Wednesday Mar 25, 2026
Wednesday Mar 25, 2026
NVIDIA just made its biggest move yet to become the layer your whole AI stack runs on - and that changes how companies buy, build and govern AI right now.
This week's lead story centres on GTC 2026, where Jensen Huang unveiled Vera Rubin, the Groq 3 LPX and Kyber, then backed it all with a staggering $1 trillion order target through 2027. The real signal isn't just faster chips. It's NVIDIA pushing from GPUs into inference, rack architecture, agent tooling and enterprise software partnerships with Adobe, Salesforce, SAP, ServiceNow and Cisco.

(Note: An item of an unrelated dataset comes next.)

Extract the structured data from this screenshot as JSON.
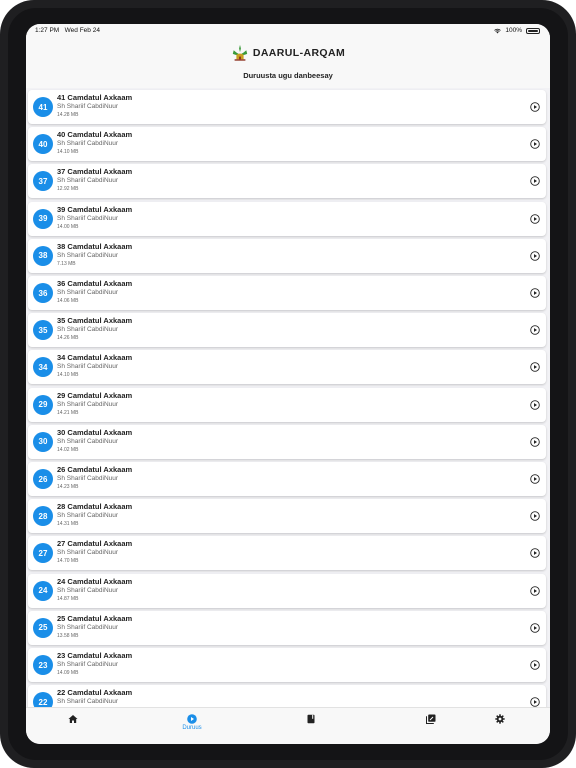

Also in this week's roundup: the White House's new AI legislation framework and its call for federal preemption over state AI laws, why that could simplify compliance for national businesses while weakening state-led protections, and why teams still can't count on one national rulebook any time soon.
An update on Anthropic versus the Pentagon - a lot has happened since last week - with fresh court filings challenging the government's security narrative, and Judge Rita Lin saying the Pentagon's blacklisting of Anthropic looks like punishment.
Plus: Meta's potential $27 billion Nebius deal, showing the AI compute build-out is still accelerating. FedEx's AI Education and Literacy programme to build common AI fluency across the enterprise. And NVIDIA's H200 restart for China, underlining how geopolitics is now shaping compute access as much as product roadmaps.
And the rest of the roundup: Encyclopedia Britannica suing OpenAI - not just for copyright, but for trademark infringement when ChatGPT hallucinates facts and puts Britannica's name on them. Donald Knuth, arguably the most respected computer scientist alive, publishing a paper called "Claude's Cycles" after an AI solved a graph theory problem he'd been stuck on for weeks. Nearly a billion dollars flowing into AI robotics in a matter of days, with Mind Robotics and Rhoda AI both raising massive rounds. And Elon Musk admitting xAI needs rebuilding from the foundations up, just as SpaceX eyes what could be the biggest IPO in history.

Sunday Mar 22, 2026
Sunday Mar 22, 2026
This week I'm doing something a bit different. Instead of reacting to a product launch or a funding round, I'm digging into the Stanford Emerging Technology Review 2026, specifically its AI chapter. It's co-chaired by Condoleezza Rice, Jennifer Widom, and Amy Zegart, produced across Stanford's School of Engineering, the Hoover Institution, and the Institute for Human-Centered AI, and it's deliberately trying to inform rather than advocate.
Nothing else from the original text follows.